Gallup will continue to track the U.S. uninsured rate in the weeks and months ahead.
About the Gallup-Healthways Well-Being Index
The Gallup-Healthways Well-Being Index tracks well-being in the U.S. and provides best-in-class solutions for a healthier world. To learn more, please visit well-beingindex.com.
Results are based on telephone interviews conducted as part of the Gallup-Healthways Well-Being Index survey Jan. 2-Feb. 10, 2014, with a random sample of 19,293 adults, aged 18 and older, living in all 50 U.S. states and the District of Columbia.
For results based on the total sample of national adults, the margin of sampling error is ±1 percentage points at the 95% confidence level.
Interviews are conducted with respondents on landline telephones and cellular phones, with interviews conducted in Spanish for respondents who are primarily Spanish-speaking.
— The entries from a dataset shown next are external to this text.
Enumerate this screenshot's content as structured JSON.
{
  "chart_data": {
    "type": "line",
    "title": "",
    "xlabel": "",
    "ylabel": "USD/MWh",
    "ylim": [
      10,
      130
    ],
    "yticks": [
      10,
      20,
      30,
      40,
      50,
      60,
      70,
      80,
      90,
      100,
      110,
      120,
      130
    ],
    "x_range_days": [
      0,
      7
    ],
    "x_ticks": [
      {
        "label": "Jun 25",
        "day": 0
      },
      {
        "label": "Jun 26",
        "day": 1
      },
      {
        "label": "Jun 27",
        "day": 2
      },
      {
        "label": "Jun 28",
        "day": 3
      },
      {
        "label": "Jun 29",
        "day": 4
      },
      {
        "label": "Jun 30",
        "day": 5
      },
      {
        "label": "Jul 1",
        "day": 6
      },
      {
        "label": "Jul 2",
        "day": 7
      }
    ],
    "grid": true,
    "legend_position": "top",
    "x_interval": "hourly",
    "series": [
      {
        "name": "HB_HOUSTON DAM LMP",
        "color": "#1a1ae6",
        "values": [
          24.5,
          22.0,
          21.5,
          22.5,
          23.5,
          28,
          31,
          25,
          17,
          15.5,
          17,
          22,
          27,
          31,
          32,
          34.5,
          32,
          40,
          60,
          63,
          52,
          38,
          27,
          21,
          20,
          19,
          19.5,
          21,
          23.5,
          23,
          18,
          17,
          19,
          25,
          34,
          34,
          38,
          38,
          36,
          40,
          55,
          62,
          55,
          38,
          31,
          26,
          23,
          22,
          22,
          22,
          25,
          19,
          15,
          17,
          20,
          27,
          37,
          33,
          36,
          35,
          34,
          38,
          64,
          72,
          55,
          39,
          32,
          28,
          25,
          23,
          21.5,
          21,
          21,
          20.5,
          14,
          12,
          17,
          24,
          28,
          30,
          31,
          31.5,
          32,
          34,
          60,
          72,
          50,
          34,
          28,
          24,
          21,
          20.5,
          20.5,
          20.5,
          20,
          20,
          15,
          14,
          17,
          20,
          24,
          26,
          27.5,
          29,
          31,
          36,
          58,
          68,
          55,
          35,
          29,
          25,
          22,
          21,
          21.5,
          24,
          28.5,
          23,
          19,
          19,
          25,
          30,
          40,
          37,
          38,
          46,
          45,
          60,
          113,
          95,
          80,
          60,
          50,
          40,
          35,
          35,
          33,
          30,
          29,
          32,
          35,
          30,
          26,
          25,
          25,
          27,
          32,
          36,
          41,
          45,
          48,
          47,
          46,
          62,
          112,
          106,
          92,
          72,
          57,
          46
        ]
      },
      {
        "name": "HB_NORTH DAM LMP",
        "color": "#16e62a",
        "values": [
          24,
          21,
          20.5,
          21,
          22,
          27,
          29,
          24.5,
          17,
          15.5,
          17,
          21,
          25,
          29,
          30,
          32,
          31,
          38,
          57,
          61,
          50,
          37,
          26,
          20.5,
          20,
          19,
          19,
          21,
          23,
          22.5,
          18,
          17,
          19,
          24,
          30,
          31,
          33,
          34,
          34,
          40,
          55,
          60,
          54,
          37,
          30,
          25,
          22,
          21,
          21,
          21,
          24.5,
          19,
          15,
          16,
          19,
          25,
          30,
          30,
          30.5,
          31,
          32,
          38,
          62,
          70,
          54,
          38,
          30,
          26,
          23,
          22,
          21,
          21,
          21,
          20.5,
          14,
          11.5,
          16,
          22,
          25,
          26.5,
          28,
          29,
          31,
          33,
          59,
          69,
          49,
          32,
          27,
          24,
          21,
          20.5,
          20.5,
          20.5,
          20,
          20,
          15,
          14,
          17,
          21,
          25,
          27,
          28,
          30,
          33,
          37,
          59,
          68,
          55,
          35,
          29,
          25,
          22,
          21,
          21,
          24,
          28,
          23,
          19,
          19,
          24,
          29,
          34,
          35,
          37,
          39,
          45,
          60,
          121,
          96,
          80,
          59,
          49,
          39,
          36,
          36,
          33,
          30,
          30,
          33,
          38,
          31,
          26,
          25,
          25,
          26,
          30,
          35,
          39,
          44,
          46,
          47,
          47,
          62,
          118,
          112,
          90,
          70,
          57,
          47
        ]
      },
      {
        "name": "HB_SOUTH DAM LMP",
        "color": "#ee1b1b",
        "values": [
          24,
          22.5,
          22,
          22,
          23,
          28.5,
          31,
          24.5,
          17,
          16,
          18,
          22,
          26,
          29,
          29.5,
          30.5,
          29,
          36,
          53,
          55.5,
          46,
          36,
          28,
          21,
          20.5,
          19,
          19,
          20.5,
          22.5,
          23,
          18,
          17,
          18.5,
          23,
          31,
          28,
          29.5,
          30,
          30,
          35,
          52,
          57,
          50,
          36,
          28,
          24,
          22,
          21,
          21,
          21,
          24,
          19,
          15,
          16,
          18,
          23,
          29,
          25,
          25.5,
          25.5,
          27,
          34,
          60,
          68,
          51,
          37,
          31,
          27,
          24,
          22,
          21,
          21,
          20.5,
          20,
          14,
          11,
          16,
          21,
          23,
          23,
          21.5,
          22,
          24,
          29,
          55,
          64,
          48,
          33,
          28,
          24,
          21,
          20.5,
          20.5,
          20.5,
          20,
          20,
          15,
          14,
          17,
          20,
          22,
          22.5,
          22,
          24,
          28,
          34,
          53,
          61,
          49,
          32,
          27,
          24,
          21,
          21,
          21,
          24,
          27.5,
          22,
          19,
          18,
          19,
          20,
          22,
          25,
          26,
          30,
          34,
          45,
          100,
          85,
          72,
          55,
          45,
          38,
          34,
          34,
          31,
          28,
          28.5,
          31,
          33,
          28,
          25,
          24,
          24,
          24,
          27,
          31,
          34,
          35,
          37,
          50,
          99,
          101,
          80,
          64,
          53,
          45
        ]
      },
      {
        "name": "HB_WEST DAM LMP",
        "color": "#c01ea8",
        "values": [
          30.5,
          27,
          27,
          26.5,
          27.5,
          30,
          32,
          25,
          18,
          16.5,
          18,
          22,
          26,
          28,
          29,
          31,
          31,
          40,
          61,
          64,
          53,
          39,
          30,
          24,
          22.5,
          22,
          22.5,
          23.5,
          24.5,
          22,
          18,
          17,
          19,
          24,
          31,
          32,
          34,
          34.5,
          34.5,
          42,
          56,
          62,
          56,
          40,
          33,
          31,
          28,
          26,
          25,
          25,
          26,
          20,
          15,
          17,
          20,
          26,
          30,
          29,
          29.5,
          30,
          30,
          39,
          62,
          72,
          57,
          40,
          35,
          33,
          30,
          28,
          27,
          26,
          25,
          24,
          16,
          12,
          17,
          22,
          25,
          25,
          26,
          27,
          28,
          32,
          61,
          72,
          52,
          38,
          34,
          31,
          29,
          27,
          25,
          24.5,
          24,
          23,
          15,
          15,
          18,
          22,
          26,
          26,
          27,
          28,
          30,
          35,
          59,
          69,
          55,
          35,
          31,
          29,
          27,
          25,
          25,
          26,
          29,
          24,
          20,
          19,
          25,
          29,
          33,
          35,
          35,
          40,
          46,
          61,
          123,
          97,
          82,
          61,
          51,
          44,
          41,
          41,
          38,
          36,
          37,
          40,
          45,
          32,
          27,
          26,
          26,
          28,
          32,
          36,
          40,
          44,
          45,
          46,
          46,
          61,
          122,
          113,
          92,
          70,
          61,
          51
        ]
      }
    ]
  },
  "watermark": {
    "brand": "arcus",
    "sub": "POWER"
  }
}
Each sample of national adults includes a minimum quota of 50% cellphone respondents and 50% landline respondents, with additional minimum quotas by region. Landline telephone numbers are chosen at random among listed telephone numbers. Cellphone numbers are selected using random-digit-dial methods. Landline respondents are chosen at random within each household on the basis of which member had the most recent birthday.
Samples are weighted to correct for unequal selection probability, nonresponse, and double coverage of landline and cell users in the two sampling frames. They are also weighted to match the national demographics of gender, age, race, Hispanic ethnicity, education, region, population density, and phone status (cellphone only/landline only/both, cellphone mostly, and having an unlisted landline number). Demographic weighting targets are based on the most recent Current Population Survey figures for the aged 18 and older U.S. population. Phone status targets are based on the most recent National Health Interview Survey. Population density targets are based on the most recent U.S. census. All reported margins of sampling error include the computed design effects for weighting.
In addition to sampling error, question wording and practical difficulties in conducting surveys can introduce error or bias into the findings of public opinion polls.